Wednesday 13 April 2022

If we're going to have an embassy in Moscow...

If we aren't using our embassy in Moscow for granting asylum paperwork and visas for Russian dissidents, we might as well expel the Russian ambassador and staff and recall our own. 

The main benefit of suffering their continued presence here is that it lets us keep an embassy there. 

So use it for what it's good for: draining Russia of talent, to the benefit of dissidents seeking freedom, and to the benefit of NZ as a whole. 
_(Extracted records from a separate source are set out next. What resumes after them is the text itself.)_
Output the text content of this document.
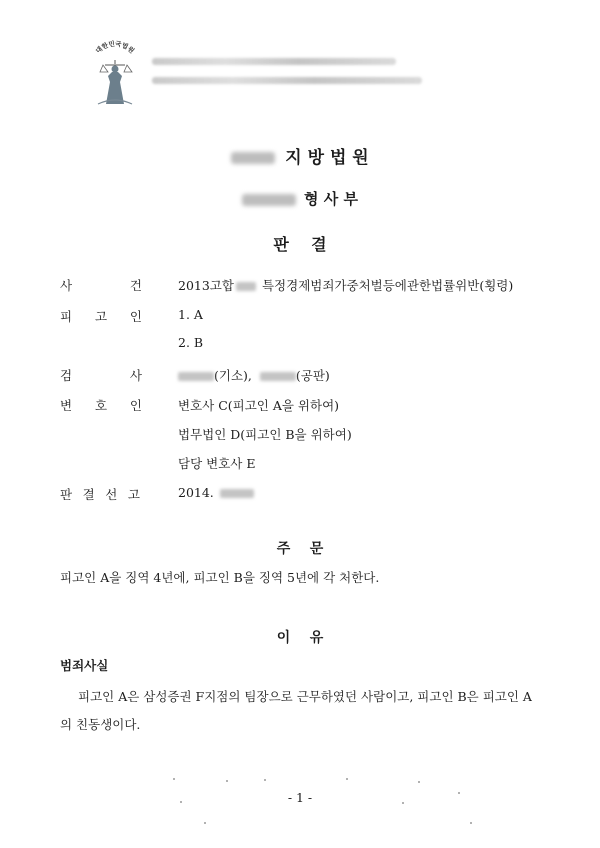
대한민국법원
지 방 법 원
형 사 부
판    결
사	건	2013고합 특정경제범죄가중처벌등에관한법률위반(횡령)
피 고 인	1. A
2. B
검	사	(기소),	(공판)
변 호 인	변호사 C(피고인 A을 위하여)
법무법인 D(피고인 B을 위하여)
담당 변호사 E
판 결 선 고	2014.
주    문
피고인 A을 징역 4년에, 피고인 B을 징역 5년에 각 처한다.
이    유
범죄사실
피고인 A은 삼성증권 F지점의 팀장으로 근무하였던 사람이고, 피고인 B은 피고인 A
의 친동생이다.
- 1 -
Trade sanctions aren't going to do much; NZ hasn't got a lot of trade with Russia. And the 35% tariffs are a joke in any case. The NZ government put 110% tariffs on some wire nails from a company in China that the NZ government considered to be undercutting local manufacturers. So as far as the NZ government is concerned, as expressed in tariff policy, undercutting local manufacturers is worse than invading Ukraine and murdering tens of thousands of civilians. Seems pretty typical really. 
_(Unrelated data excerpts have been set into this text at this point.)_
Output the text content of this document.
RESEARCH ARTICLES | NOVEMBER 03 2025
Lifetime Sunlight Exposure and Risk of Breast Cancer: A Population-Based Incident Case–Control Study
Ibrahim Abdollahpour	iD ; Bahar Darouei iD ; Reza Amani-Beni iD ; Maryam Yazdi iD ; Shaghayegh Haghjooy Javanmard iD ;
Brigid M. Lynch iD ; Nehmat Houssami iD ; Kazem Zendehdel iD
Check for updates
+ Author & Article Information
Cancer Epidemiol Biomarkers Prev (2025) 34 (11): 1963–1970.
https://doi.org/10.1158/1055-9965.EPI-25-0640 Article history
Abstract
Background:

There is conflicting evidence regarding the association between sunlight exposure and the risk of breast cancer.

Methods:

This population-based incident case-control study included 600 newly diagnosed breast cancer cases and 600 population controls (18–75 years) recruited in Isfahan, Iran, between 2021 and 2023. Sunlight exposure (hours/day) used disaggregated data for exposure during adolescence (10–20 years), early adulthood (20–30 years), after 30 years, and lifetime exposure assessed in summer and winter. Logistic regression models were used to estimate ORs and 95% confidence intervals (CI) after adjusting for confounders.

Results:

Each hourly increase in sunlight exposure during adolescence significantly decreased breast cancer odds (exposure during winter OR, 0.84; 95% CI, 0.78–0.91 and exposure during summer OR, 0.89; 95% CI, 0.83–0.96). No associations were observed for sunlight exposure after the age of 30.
But tariffs and trade embargoes hurt both sides. Well designed ones hurt the other side more, but they'll always hurt at least somewhat. Letting people move here though? That doesn't hurt at all. We have labour shortages all over the place. 

My column in Newsroom, now ungated:

Last week, the American Enterprise Institute’s Brent Orrell and the Cato Institute’s Alex Norasteh urged the Biden administration to fight the Putin regime by depriving it of skilled labour.
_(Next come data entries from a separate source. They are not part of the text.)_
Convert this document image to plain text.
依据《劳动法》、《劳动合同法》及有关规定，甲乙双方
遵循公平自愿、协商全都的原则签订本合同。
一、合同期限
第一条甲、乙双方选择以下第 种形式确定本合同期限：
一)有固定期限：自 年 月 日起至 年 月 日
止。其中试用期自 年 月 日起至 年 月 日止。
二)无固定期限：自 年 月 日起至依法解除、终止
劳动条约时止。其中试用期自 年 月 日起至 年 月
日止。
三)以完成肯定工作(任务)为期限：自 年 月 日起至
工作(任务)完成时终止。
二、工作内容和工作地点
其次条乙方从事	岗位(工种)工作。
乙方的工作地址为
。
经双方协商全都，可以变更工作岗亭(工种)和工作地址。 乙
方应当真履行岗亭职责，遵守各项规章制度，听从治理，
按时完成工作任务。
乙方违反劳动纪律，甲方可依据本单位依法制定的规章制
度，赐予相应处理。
Tariffs and trade sanctions are important, but costly. They hurt both sides. But welcoming skilled workers and depriving Russia and Belarus of highly skilled labour, as Orrell and Nowrasteh put it, “would strike a blow against our adversaries and simultaneously strengthen the present – and future – American economy.”

They noted that some 50,000 to 70,000 information technology specialists had fled Russia since the war started, and another 100,000 were expected to leave by the end of April.

The Soviet Bloc knew the risks a brain drain posed to their regime and built a concrete wall to stop it. Today’s wall is built of paper: immigration restrictions in New Zealand and elsewhere prevent entry.